The South Carolina Public Service Commission (PSC) ruled in favor of South Carolina Gas & Electric (SCE&G) last Wednesday, denying four petitions for rehearing or reconsideration of annual rate proposals that the PSC approved at the beginning of May.
SCE&G dropped its avoided capacity cost rates, paid to small solar facilities between 100 kW and 80 MW, to $0 per kW-year. Opponents say this removes an important incentive for solar and violates the Public Utility Regulatory Policies Act (PURPA), which directs utilities to purchase power from independent suppliers.
In another blow to solar development in South Carolina, the state's Senate failed to pass a pro-solar bill after procedural changes requiring a two-thirds vote in April. The bill sought to remove caps on the state's residential solar market.
Last year, SCANA Corp., the parent company of SCE&G, and the state-owned utility Santee Cooper scrapped the planned expansion of nuclear reactors at V.C. Summer, but reports indicated that the utilities had touted the cost-effectiveness of their planned reactors for months after discovering that the costs for the behind-schedule project were skyrocketing.
The nuclear project's partial construction led to rate hikes for SCE&G's customers that continue to face legal challenges.
Solar-industry representatives and conservation groups viewed smaller power providers as a means to lower utility bills for SCE&G's customers. At the heart of their petitions for the new rates, they criticized SCE&G for undervaluing the qualifying facilities (QFs) and taking away an incentive for them to sell their power to the utility.
The PSC voted 6-to-1 to deny the petitions for rehearing, including one from the state's consumer watchdog, the Office of Regulatory Staff.
Regulators said they had already "implicitly or explicitly" determined each part of SCE&G's new rate structure is just and reasonable, and therefore in compliance with PURPA.

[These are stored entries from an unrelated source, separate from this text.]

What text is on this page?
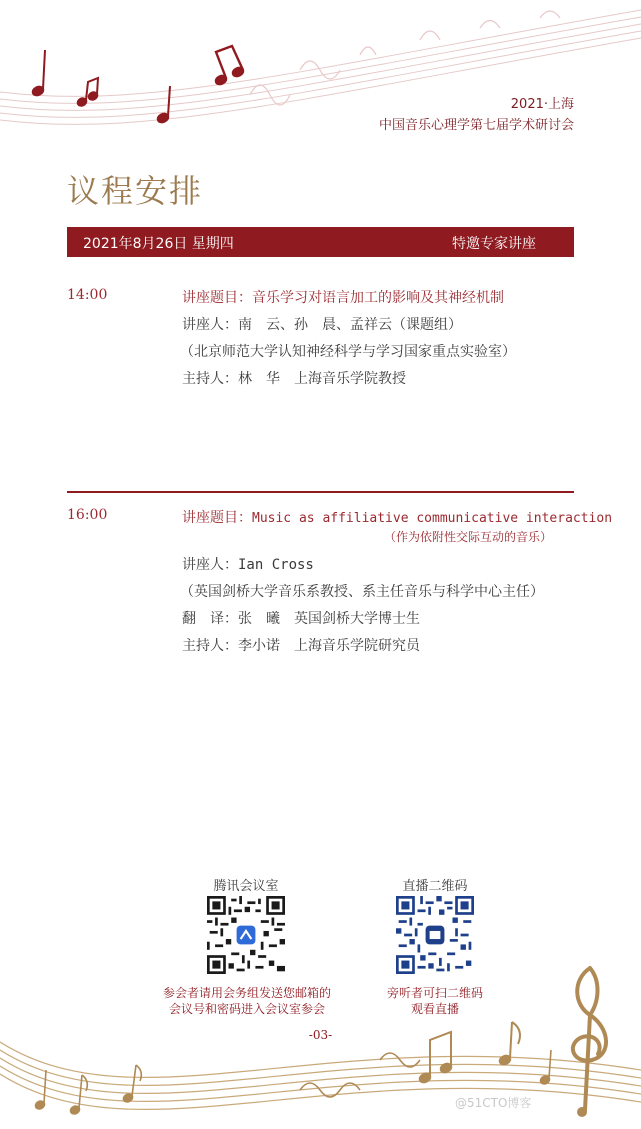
2021·上海
中国音乐心理学第七届学术研讨会
议程安排
2021年8月26日 星期四	特邀专家讲座
14:00	讲座题目：音乐学习对语言加工的影响及其神经机制
讲座人：南　云、孙　晨、孟祥云（课题组）
（北京师范大学认知神经科学与学习国家重点实验室）
主持人：林　华　上海音乐学院教授
16:00	讲座题目：Music as affiliative communicative interaction
（作为依附性交际互动的音乐）
讲座人：Ian Cross
（英国剑桥大学音乐系教授、系主任音乐与科学中心主任）
翻　译：张　曦　英国剑桥大学博士生
主持人：李小诺　上海音乐学院研究员
腾讯会议室
参会者请用会务组发送您邮箱的
会议号和密码进入会议室参会
直播二维码
旁听者可扫二维码
观看直播
-03-
@51CTO博客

"Had SCE&G not revised its avoided costs rates, SCE&G's customers would be paying solar QFs more than SCE&G's actual avoided costs, which is contrary to the explicit intent of PURPA," Aimee Murray, spokesperson at SCANA, the utility's parent company, said via email.
The Southern Environmental Law Center (SELC), which represented the South Carolina Coastal Conservation League and the Southern Alliance For Clean Energy in one of the PSC petitions, said in a press statement that the new rates prevented inexpensive solar power from reaching customers.
In addition to energy payments, SCE&G paid small solar facilities $21.34 per kW-year in 2016 for the costs that the utility avoided by increasing its own generation, particularly during peak load times. In 2017, that rate dropped to $6.35 per kW-year, according to SCE&G's testimonies during the proceeding for the annual rate-setting review.
The current rate for 2018, which will only be effective for one year, is $0 per kW-year.
SELC is "still evaluating possible next steps" with clients, spokesperson Emily Driscoll told Utility Dive on Friday via email.